In less than two weeks, it will have been 30 years since Pink Floyd released Animals in January, 1977. It could not possibly be any more topical than it is today.
This, of course, is one defining mark of true art: it speaks to each succeeding generation with a uniquely renewed force and immediacy. Click on that graphic (it is not, of course, the original album cover: it's actually a building in Jersey City, an old dead power station) and listen to the excerpt from "Dogs," and think about the past six years. Then read the following, from John Rolfe.

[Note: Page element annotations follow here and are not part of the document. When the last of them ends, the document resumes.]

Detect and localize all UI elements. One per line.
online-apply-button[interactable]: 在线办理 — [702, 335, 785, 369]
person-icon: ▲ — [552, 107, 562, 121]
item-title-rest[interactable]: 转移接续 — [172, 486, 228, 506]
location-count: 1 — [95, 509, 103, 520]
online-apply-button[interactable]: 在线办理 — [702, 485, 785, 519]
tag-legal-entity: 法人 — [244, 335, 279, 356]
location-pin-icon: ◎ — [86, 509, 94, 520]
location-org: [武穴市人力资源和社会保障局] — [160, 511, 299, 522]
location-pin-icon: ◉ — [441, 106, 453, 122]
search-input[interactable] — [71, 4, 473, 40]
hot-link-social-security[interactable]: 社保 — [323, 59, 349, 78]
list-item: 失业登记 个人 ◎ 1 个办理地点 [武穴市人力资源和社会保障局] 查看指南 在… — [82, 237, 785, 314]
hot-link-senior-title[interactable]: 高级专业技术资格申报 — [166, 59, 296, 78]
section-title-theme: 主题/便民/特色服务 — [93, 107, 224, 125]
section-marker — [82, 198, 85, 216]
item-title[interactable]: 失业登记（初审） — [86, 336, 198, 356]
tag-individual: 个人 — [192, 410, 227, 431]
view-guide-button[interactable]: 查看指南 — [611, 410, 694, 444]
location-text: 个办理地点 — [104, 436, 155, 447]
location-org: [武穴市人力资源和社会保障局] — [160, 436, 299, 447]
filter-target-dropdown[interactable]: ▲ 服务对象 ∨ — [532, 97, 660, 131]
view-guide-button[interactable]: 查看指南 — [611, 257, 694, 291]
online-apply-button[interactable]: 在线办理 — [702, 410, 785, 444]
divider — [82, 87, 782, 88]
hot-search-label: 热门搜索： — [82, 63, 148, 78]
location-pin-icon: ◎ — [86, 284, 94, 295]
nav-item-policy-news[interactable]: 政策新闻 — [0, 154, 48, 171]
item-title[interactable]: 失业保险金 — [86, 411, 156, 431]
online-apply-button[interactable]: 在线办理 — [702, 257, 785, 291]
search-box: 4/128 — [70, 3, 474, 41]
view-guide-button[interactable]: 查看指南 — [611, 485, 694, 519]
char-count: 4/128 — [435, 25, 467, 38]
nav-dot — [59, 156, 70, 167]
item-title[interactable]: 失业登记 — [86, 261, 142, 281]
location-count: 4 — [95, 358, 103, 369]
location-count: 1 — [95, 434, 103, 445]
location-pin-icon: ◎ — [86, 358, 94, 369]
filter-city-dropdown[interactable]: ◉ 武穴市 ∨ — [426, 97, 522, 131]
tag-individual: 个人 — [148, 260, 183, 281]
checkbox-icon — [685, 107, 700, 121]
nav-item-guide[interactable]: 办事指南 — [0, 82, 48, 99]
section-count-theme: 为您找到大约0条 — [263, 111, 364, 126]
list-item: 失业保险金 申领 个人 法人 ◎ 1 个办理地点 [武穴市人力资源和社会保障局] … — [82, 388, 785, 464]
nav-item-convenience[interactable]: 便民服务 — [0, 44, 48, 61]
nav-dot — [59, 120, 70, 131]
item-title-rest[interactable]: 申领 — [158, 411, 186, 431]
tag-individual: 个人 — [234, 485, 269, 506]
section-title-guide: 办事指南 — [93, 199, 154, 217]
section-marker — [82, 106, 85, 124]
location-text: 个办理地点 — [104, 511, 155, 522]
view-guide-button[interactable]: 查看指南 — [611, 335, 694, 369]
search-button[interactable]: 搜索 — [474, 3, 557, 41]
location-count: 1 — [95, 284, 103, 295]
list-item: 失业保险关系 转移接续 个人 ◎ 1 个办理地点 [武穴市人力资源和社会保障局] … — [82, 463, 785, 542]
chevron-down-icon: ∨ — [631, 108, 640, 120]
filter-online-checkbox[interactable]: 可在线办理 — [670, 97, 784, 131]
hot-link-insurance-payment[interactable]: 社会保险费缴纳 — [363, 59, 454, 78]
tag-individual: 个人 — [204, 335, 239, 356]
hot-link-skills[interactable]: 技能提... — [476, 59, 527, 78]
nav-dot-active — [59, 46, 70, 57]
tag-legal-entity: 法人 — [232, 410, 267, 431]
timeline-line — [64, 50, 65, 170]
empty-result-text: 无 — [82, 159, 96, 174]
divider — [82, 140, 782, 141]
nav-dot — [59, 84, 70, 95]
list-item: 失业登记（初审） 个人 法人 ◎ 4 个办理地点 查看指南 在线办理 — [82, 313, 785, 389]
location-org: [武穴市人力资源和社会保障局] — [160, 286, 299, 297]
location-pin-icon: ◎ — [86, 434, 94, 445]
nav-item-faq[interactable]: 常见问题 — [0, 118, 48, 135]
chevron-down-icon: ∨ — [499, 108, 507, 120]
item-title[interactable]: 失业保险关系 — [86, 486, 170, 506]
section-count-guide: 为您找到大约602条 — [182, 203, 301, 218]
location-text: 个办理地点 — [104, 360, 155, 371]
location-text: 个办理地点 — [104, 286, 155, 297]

Animals is very likely the most overlooked, underrated and underappreciated album by the classic Floyd foursome of Roger Waters, David Gilmour, Richard Wright and Nick Mason, certainly when judged in the context of their success after Dark Side of the Moon. The album is brilliant on a number of levels – as Orwellian commentary on the sorry state of humanity; as a Floydian tour de force of mood, atmosphere and sound (particularly all those ghostly dogs barking and sheep bleating); and as a cheeky response to the punk rock movement that despised Pink Floyd as a prime example of all that was wrong with rock in the 70’s: bloated, ponderous, pompous, self-important and collapsing under the weight of its theatrics. The Floyd turned the tables by putting out a relatively spare record that contained the most consistently forceful playing of their career – from the sheer, mad rush of Dogs to the roaring power chords at the end of the Pigs (Three Different Ones) to the rampaging stomp of Sheep with its explosive climax. Even the cover itself – a power station with a pig floating over it – was a sly nod to the music that lay within.
Live, the shows on the 1977 In The Flesh tour were very likely the most commanding of that lineup’s career – and I saw them twice on their 1975 tour before taking in two ’77 shows at Madison Square Garden. Accompanied by second guitarist Snowy White and trusty saxophonist Dick Parry, the Floyd tore through all of Animals and Wish You Were Here with breathtaking power and clarity, not to mention some of Wright’s most transporting keyboard soundscapes. It was also fascinating to see and hear how Dogs had evolved from You Gotta Be Crazy and Sheep had been begotten by the even more menacing and careening Raving and Drooling. The Floyd had debuted Crazy and Raving on the ’75 tour before finally committing them to record two years later.
But as I said at the top, Animals got lost in the shadows of what came immediately before – Dark Side of the Moon and Wish You Were Here – and after – The Wall. But, like those other masterpieces, it holds up well 30 years later. It’s a bracing listen and, sadly, Roger Waters’ bilious appraisal of mankind’s ghastly behavior in the pursuit of power and fortune is still spot-on. The record still stands as his most bitter commentary on the subject – all bare knuckles where Dark Side of the Moon was shrouded in a succinct and gentle melancholy. Wish You Were Here targeted the ravages of fame and the insidious, coldhearted machinery of the recording industry. The Wall had more to do with psychosis and alienation, and The Final Cut was steeped in personal anguish over the death of Waters’ father in World War II and mankind’s inability to stop waging war. But Animals is just a simple, loud, angry, damning indictment of the human race. Best of all, it rocks like hell.
Who was born in a house full of pain
Who was trained not to spit in the fan
Who was told what to do by the man
Who was broken by trained personnel
Who was fitted with collar and chain
Who was given a pat on the back
Who was breaking away from the pack
Who was only a stranger at home
Who was ground down in the end
Who was found dead on the phone
Who was dragged down by the stone.
We'll have more on this extraordinary album and the band that made it as the week progresses.